I read about a Tesla pilot project ... but later nothing. It was big news: rent your battery, do nothing and earn money.
But as I read it was in US and only a pilot. Never heard about this put out live.
If you have info about it, share please
(also Tesla developed the protocol to be able to remotely control his own inverter ... and it was easy for them because they made both part of the communication)
That's why they have started with pockets of the installed base, so they can test all the various options. As you say, some of the grid options (voltage/frequency signalling etc) can be a bit brutal and indiscriminate. That's why I'd much prefer a simple signal was sent to my inverter which can then control it's own ramp down.
As I said this could be done. But for this they need the support of the manufacturers.
It is a development. Someone has to organize and pay for it. And nobody will do it for free.
The requirements only apply to grid-tied inverters capable of pushing power into the grid. This is 99% of rooftop PV inverters in Australia.

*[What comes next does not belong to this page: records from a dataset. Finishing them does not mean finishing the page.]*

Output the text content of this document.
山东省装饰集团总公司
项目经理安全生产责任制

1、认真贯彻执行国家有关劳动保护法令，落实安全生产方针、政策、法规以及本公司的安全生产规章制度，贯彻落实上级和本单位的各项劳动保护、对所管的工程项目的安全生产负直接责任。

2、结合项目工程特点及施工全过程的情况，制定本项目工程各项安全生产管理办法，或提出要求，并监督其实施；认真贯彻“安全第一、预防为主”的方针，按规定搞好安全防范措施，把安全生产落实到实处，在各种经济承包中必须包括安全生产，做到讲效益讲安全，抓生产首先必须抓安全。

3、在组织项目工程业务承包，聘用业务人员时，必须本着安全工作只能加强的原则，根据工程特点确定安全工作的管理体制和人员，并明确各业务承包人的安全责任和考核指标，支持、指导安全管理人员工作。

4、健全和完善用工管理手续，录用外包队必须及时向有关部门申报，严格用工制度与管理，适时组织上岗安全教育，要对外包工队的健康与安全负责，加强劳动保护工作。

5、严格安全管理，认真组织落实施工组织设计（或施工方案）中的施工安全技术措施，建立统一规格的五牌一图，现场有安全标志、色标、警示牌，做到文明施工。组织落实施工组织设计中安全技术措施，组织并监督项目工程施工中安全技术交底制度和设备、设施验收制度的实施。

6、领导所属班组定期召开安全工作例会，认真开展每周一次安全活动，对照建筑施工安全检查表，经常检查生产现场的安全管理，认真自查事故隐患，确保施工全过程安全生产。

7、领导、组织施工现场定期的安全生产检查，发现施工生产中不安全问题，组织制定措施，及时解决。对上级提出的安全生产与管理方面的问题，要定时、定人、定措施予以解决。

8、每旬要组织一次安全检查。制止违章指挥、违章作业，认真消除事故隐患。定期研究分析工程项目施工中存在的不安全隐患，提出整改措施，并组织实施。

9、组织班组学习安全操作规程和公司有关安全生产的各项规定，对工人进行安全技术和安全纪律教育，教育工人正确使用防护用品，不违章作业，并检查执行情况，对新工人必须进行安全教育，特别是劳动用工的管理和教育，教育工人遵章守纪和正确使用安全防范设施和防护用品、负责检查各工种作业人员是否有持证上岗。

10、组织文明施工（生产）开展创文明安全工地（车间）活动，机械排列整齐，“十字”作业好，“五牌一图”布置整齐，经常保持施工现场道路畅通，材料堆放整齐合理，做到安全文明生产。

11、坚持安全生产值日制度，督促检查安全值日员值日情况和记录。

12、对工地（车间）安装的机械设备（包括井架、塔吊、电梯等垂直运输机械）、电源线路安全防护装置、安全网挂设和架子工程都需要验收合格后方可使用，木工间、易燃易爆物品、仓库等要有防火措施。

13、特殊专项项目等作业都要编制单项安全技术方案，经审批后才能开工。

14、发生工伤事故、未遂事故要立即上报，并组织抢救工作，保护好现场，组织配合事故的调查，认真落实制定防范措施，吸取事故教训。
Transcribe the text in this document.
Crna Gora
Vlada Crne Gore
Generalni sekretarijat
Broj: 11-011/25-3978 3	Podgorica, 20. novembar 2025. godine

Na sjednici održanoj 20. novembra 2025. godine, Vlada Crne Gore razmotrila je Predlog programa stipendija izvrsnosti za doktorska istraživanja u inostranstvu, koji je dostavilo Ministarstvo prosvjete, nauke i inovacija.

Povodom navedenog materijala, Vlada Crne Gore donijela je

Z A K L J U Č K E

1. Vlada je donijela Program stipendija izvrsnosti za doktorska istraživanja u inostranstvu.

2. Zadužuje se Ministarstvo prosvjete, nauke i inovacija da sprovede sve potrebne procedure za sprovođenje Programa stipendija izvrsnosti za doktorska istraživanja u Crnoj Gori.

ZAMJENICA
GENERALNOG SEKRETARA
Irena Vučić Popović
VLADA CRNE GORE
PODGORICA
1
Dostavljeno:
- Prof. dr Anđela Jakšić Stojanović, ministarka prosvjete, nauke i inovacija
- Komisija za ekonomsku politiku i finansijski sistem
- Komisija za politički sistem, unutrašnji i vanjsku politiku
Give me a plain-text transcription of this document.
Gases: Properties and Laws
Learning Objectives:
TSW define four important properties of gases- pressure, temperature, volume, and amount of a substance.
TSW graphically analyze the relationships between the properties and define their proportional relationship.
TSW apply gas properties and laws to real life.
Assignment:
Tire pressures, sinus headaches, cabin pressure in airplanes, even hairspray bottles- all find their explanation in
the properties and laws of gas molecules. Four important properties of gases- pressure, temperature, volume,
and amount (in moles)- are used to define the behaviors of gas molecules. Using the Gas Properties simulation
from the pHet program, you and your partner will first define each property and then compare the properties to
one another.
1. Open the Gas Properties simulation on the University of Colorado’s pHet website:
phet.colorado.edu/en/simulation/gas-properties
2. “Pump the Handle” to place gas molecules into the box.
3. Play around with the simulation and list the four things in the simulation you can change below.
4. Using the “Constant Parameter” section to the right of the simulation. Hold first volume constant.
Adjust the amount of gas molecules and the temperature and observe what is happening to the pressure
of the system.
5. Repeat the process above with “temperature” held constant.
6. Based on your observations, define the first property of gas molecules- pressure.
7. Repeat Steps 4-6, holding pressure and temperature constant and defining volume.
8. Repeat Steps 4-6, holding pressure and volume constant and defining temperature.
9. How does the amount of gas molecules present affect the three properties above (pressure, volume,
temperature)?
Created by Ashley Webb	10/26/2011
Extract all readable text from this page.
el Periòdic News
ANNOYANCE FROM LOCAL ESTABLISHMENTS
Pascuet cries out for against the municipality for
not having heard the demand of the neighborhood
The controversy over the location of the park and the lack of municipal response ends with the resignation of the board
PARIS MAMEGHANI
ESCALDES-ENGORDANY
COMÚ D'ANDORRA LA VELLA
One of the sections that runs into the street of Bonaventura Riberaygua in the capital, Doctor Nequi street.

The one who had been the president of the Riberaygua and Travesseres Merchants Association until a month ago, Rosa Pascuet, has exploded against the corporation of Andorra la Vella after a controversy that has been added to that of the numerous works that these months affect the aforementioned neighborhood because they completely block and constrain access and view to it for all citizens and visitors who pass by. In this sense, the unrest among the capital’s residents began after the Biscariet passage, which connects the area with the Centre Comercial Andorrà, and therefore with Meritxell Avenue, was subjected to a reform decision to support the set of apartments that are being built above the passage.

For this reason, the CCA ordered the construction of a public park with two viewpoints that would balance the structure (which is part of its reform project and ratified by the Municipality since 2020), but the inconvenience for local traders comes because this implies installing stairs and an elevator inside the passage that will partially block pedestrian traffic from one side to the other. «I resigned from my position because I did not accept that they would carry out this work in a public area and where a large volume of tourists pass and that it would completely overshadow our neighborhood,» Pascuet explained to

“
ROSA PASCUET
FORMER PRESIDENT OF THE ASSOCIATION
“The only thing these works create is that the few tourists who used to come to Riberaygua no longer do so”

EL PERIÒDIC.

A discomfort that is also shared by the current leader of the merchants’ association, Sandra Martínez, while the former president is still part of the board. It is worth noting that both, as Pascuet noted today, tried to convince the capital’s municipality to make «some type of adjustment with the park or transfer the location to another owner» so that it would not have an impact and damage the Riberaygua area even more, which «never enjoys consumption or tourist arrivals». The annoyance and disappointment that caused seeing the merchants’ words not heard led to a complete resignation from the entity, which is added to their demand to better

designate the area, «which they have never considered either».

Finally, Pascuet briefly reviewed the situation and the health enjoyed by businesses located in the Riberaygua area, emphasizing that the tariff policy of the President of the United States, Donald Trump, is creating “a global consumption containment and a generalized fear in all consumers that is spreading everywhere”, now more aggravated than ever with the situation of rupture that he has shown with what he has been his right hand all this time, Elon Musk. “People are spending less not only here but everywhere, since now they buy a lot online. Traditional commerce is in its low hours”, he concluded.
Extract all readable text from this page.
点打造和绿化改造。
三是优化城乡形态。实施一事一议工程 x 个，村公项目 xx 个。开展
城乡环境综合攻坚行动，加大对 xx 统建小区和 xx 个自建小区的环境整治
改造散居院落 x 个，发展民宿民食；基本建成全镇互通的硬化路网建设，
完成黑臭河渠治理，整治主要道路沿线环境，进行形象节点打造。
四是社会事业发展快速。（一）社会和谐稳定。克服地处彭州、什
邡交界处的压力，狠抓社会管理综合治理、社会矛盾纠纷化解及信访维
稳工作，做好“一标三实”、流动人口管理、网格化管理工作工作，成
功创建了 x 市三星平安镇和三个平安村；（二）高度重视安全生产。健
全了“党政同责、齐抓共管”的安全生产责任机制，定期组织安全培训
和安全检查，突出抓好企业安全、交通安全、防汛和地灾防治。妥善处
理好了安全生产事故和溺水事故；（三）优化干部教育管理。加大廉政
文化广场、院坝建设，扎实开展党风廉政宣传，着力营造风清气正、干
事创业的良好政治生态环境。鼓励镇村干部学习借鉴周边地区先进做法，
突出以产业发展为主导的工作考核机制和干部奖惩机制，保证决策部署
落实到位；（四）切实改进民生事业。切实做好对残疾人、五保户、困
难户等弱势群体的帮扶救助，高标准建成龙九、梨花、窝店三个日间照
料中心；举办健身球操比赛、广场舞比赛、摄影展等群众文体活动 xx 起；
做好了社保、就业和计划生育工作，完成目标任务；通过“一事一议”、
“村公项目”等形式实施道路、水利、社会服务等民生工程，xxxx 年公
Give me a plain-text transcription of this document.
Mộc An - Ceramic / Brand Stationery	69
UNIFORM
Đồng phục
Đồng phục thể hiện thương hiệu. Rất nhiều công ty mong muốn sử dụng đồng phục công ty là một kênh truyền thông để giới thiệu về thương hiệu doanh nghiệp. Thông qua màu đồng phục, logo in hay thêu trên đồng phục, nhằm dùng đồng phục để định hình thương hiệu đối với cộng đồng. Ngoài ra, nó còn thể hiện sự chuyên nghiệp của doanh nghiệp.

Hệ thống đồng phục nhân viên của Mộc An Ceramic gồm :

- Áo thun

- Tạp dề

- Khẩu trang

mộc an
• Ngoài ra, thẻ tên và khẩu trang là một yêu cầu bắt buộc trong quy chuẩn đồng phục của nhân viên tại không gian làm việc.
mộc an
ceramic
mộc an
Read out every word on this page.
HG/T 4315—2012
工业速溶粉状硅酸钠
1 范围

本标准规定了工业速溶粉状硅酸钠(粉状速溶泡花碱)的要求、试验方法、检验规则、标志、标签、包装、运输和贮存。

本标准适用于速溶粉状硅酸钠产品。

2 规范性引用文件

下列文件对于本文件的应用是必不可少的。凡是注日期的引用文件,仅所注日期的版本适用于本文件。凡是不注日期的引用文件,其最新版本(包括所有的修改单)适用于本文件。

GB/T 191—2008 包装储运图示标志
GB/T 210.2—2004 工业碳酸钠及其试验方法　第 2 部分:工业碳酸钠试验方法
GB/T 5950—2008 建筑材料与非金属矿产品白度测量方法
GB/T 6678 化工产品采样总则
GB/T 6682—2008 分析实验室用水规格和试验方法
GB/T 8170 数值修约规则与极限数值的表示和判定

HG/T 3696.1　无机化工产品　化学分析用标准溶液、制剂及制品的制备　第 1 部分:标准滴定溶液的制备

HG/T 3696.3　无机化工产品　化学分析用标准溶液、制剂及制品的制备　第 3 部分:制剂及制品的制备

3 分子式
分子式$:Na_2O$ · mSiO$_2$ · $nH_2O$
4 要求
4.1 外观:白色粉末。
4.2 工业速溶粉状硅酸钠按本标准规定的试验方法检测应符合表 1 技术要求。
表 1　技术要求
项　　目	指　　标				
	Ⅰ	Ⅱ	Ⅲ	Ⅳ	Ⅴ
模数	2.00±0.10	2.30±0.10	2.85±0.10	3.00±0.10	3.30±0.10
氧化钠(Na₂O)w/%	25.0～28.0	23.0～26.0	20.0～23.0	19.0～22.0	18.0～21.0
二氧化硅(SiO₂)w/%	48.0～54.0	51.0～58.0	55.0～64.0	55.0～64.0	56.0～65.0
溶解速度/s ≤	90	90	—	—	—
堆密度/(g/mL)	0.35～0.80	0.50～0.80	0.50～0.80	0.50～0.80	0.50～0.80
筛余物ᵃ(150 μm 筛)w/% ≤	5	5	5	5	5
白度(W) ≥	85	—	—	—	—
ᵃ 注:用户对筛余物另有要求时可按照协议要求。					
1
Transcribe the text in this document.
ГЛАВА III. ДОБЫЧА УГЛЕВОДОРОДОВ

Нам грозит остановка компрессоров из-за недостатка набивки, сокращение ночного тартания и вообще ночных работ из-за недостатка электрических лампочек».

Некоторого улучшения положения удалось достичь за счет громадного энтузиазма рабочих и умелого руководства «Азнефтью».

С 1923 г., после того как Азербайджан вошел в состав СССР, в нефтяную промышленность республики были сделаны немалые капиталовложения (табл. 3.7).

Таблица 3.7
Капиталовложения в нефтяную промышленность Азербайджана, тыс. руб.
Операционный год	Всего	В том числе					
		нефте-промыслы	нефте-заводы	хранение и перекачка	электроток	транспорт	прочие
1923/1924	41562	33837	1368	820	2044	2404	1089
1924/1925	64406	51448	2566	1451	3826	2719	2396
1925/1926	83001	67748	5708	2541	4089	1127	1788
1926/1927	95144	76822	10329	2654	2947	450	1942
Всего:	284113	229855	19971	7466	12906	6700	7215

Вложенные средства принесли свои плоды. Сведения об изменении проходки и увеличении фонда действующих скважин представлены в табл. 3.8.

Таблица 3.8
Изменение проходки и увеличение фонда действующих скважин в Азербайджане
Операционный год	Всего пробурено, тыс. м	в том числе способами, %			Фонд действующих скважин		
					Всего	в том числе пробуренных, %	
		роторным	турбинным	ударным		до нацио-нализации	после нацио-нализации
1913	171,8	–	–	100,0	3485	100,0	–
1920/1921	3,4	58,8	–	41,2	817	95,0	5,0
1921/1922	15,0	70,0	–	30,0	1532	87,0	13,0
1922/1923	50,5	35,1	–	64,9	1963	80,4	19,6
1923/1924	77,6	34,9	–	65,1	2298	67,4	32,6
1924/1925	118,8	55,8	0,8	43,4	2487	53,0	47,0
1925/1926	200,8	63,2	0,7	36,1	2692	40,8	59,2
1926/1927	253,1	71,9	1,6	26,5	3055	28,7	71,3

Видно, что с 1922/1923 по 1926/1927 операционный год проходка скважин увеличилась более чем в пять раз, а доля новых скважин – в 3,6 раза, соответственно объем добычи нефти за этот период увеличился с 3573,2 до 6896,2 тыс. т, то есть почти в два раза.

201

The sort of inverters you refer to are set up to operate as an off-grid set up only.
Nope. Real one unit hybrid inverters are both: off-grid and grid-tie at the same time.
They sell power to the grid and have protected load
(ps this is why I hate that there is no fix definition ... everyone thinks other things when say hybrid ... I am translating to English and expanding my previous "all system type description" article ... but it goes a bit slow).
This is a one unit hybrid system. You have such systems in Australia too. They have all the certificates there and here in EU too.
The hybrid inverter has an
- AC in (connected to grid) where it can sell power to grid or can buy power and put it into battery (charger) or can bypass it to load (house)
- AC out (connected to house) where it outputs only power from PV and/or battery and/or grid.
Anything connected to the grid which operates as a small scale generator (SSG is defined as something which supplies power to the grid) requires power distribution authority approval and is required to meet specific standards (including any set limits on capacity and export controls).
If your utility has an allowed inverter list there will be a Voltronic Infinisolar. AS, VDE, ... it has all certificates.
An inverter operating off-grid which does not back-feed power to the grid (even one that can pass through the grid power and operate like a UPS) is not subject to the same requirements that grid tied inverters are. As far as the grid is concerned such inverters are just a load. If the grid goes off-line, then as far as the grid is concerned that entire load has been removed from the grid (if it wasn't already sourcing power from off-grid supply).
Here is the same.
I have both such set ups at home:
- A grid tied Fronius inverter which can pump power into to the grid. It operates in parallel with the grid supply. If grid goes down, so it does too.
- An AIO unit which operates with a separate PV array and battery. This supplies power to off-grid AC outlets plus provides backup to my home via a transfer switch, meaning those backed up circuits are completely isolated from the grid and so become an extension of the off-grid outlets. It can operate in the manner you describe, i.e. accept grid power in and pass through to output, and cut over like a UPS if grid power is cut. These operate in series with grid power and as such connected loads are limited to the output capacity of the inverter (there is no parallel supplementation of power from the grid). Provided they cannot supply power into the grid, then they are not subject to the same grid control requirements.
This hybrid inverters is like the Fronius and MPP Solar inverters combined in a single unit.
Not new, already sold since around 8 years now
As to the risk hacking presents to grid stability, I see little difference between the risk of distributed rooftop solar supply being hacked and any one of the large grid power stations being hacked. They are all connected by networks and are all hackable.
If your inverter is hacked then only your power generation can be shut down.
If the central command is hacked then it can send shutdown order to all inverters ... and bring down the whole grid.
SPoF (Single Point of Failure)
Also grid controller computers are not online.